Para concepção do Ideário Arte-Luta busquei desvendar as funções simbólicas estabelecidas nas diversas formas históricas da capoeira e formar um acervo através da seleção, adoção, reformulação ou exclusão daquelas funções de conformidade com os esquemas e sistemas simbólicos atuais.

 

 Capoeira é luta de bailarinos. É dança de gladiadores. É duelo de camaradas. É jogo, é disputa - simbiose perfeita de força e ritmo, poesia e agilidade. Única onde os movimentos são comandados pela música e pelo canto. A submissão da força ao ritmo da violência à melodia. A sublimação dos antagonismos (Dias Gomes apud Zulu, 1995, p.29).

Arte, s. f. conjunto de preceitos e regras para fazer ou dizer bem qualquer coisa: (...) \\ Belas-Artes, as que tem por fim representar o belo e excitar a nossa sensibilidade, e são o desenho, a pintura, a escultura, a arquitetura, a música, a dança, a oratória e a poesia (Aulete, 1958, p. 499).

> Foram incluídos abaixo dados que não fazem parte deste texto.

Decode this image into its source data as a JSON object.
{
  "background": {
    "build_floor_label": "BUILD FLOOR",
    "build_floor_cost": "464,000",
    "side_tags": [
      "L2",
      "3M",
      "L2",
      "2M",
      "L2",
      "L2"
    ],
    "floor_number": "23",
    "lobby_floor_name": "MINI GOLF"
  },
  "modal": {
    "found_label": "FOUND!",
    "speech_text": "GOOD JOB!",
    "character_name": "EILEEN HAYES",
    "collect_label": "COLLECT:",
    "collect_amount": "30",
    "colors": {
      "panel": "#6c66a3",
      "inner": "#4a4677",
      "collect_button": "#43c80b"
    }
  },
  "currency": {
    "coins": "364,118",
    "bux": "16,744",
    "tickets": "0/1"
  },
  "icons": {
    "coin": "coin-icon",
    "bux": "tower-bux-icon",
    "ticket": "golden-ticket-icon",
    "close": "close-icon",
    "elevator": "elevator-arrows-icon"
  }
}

Luta, s.f. combate corpo a corpo; (...) \\ Combate, ação pugna, recontro. \\ Resistência.\\ o ato de exercer uma grande atividade no intuito de conseguir um certo fim mais ou menos difícil de obter; (...). (Aulete, 1958, p. 3044).

 

O binômino Arte-Luta representa as nossas opções e concepções de uso do próprio corpo para exprimir o belo, excitar a nossa sensibilidade e sublimar os antagonismos através da capoeira - este é o grande salto de qualidade que estamos experimentando. O Ideário Arte-Luta propícia o estado de ser pelo vivencial-operativo e pelo vivencial-operativo busca-se o entendimento do próprio sentido da vida e da transcendência humana.

 

O Ideário Arte-Luta não é uma proposta de regulação do homem em relação ao sentido da vida e da transcendência humana, a ação é livre para criar ou recriar sem, no entanto, buscar solucionar as conclusões em suas causas primárias, e assim a capoeira assume o caráter de arte. A capoeira em sua parcela essencial de arte dirige e molda a perfeição e o belo de conformidade com cada momento psicossocial do contexto capoeirístico. A perfeição e a beleza acumuladas desde os primórdios, não são do capoeirista, o seu maior agente, mas da própria cultura motriz, da própria capoeira praticada pelo homem. A parcela essencial de arte determina a capoeira a ser produzida em relação à maneira pela qual a capoeira como tal e em si mesma deve ser executada, universal e imaterial, a comunicação através do corpo sem, no entanto, diligenciar ou tolher o livre-arbítrio do capoeirista.

 

A capoeira na sua parcela essencial de luta visa elevar a integridade, a autonomia e bem estar do homem, exercitando e aprimorando a gestualidade, a eficiência e a perfeição do manifesto capoeira, motivada e produzida pelo negro, mas também a virtude do capoeirista que usa livremente a sua consciência. Na sua parcela essencial e luta, reside também o repertório da gestualidade, da conduta e das atitudes do capoeirista, que pode alcançar o livre uso do limiar da eficiência e da perfeição, enquanto livre de sua consciência objetiva ao transcender-se no jogo da capoeira. Ainda mais, a sua parcela de luta dita os preceitos aplicáveis no ritualismo, na polifonia e nos valores correlatos. No entanto, os nossos sentimentos e as circunstâncias físicas, nos incapacitam a aplicá-los sempre como é o desejável. Diante da proposta deste Ideário, nada melhor para denominar e distinguir o nosso ensino e a nossa prática de capoeira do que o binômino Arte-Luta; Ele se ajusta perfeitamente aos objetivos definidos e buscados por mim dentro dos princípios de tratamento da capoeira e dentro da sociedade; Ele é a síntese da evocação primeira - capoeira: minha arte, minha luta.

 

Por fim, na formulação do Ideário Arte-Luta optei por uma prática corporal formada pela conjunção do gesto-musicultural com as qualidades físicas, expressa pela movimentação constante na consecução de quedas por desequilíbrios, de traumatismos por impactos, de defesas por esquivas, da plasticidade pelo estilo e da transcendência pela polifonia.(Zulu, 1995, p.20)

 

(Texto extraído do Livro Idiopráxis de Capoeira de Autoria do Mestre Zulu, publicado em 1995.)